On Tuesday, 8 June, several popular websites like Twitch, Amazon, Spotify, Reddit, HBO Max, Quora, PayPal, Vimeo, the New York Times, BBC, Financial Times, UK government website, and a few others, were reported to be facing an outage due to a possible glitch at Fastly, a popular CDN provider. Fastly has confirmed issues with its CDN services and says that it is investigating the matter. But what is a CDN, and why did it impact so many global websites?
What is a CDN?
A Content Distribution Network (CDN) is a network of servers/data centers distributed across the globe that helps highly trafficked websites keep up with the constant demand for data. A CDN does this by offloading some of this load from the website’s primary servers. For instance, sending all the images that make up a web page to millions of users can be a demanding task and easily overwhelm a small group of servers. A CDN can act as a middle-man, sending these images directly to the user without the website’s own servers coming into play, thus improving response time. This is known as “caching.”
The CDN can further improve the speed and responsiveness by serving assets (images, videos, JavaScript, and other files) from a location closer to the end-user.
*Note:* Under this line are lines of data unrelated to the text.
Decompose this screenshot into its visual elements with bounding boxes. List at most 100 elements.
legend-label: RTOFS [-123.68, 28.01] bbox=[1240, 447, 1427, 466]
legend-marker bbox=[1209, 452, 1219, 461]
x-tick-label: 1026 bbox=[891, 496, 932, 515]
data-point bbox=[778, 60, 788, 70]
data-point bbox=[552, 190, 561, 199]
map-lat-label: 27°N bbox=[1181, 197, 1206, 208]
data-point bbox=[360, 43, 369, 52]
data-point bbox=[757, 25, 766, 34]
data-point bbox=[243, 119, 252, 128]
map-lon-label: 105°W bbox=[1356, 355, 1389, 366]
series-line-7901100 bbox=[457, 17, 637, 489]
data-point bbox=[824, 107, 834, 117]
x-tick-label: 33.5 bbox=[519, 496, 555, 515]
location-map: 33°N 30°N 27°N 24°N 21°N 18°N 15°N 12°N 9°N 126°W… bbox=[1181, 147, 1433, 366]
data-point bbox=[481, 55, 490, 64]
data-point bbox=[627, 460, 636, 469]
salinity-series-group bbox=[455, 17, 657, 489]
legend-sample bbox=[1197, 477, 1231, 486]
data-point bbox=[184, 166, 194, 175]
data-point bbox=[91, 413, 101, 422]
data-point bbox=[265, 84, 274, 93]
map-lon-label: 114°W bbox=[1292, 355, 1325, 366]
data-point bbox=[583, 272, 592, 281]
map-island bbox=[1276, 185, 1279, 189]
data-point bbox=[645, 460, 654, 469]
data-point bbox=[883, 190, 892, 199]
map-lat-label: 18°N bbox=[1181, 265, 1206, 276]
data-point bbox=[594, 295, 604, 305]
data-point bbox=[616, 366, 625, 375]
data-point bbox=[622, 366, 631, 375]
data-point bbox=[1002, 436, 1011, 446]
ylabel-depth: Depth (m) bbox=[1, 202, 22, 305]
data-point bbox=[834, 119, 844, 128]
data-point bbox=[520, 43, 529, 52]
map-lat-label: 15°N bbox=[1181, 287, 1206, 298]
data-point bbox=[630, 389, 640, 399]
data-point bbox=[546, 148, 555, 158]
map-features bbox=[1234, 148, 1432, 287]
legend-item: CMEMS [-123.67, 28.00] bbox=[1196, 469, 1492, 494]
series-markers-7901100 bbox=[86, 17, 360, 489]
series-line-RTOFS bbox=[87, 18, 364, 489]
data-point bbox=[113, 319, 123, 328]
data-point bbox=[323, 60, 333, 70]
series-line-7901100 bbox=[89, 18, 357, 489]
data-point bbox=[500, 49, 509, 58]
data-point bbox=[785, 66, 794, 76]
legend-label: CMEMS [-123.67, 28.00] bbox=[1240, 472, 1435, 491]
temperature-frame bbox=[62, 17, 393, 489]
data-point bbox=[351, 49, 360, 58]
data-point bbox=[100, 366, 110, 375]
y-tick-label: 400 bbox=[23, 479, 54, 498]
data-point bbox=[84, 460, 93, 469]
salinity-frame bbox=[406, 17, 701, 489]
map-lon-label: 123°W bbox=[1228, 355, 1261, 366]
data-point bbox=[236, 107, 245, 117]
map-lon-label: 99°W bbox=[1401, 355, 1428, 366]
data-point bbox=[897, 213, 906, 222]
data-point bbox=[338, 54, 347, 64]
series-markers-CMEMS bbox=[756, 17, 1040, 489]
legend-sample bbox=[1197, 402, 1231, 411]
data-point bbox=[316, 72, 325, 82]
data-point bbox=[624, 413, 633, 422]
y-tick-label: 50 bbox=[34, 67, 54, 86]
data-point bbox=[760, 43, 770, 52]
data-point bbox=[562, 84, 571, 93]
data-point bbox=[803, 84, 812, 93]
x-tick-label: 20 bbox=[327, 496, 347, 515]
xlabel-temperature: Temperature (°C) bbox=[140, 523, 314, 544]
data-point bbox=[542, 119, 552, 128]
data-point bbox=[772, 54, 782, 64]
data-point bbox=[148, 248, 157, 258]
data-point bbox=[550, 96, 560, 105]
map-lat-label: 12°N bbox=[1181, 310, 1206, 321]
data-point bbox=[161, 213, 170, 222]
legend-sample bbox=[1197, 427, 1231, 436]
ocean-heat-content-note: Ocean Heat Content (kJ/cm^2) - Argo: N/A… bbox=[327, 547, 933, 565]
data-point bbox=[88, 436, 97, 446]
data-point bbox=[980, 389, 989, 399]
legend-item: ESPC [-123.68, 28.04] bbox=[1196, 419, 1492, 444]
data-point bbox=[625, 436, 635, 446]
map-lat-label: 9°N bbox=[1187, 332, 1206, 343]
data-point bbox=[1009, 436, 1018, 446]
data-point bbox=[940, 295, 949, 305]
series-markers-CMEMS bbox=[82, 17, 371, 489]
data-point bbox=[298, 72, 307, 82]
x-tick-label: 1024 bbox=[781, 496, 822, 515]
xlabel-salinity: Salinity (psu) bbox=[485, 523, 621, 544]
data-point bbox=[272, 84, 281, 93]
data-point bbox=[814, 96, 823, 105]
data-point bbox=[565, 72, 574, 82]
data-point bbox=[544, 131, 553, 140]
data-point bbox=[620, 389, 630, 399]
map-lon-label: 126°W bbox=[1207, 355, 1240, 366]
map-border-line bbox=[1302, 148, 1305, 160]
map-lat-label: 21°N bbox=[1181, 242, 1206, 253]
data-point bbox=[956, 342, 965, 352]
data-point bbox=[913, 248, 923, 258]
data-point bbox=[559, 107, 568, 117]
This cuts the amount of cross-continental traffic, as a local server is usually quick to respond.
Why did so many websites go down together?
Fastly – a global CDN provider to some of the world’s biggest websites – acknowledged an outage just before 10:00 UTC, which caused several websites to go down. Fastly’s network spans the globe and aggregates traffic for multiple websites. When a part of a CDN goes down, it affects any websites served by that part. For instance, Fastly has five cities with a current or planned presence (caching server infrastructure) in India. If any or all of these servers went down, websites using Fastly’s CDN would appear slower or inaccessible to users in India.
Such outages can be isolated or affect traffic globally, depending on how severe.
What’s the status of these websites now?
Fastly responded to the outage and rolled out a fix by 10:57 UTC. According to their status page, Fastly customer websites would continue to see “increased origin load” as the services came back online. This means that when there’s no middle-man caching images and assets, requests from millions of users will go directly to a website’s main servers, possibly slowing down response.
At the time of writing, affected websites such as Twitch, Amazon, Spotify, Reddit, HBO Max, and Quora are accessible to users in India.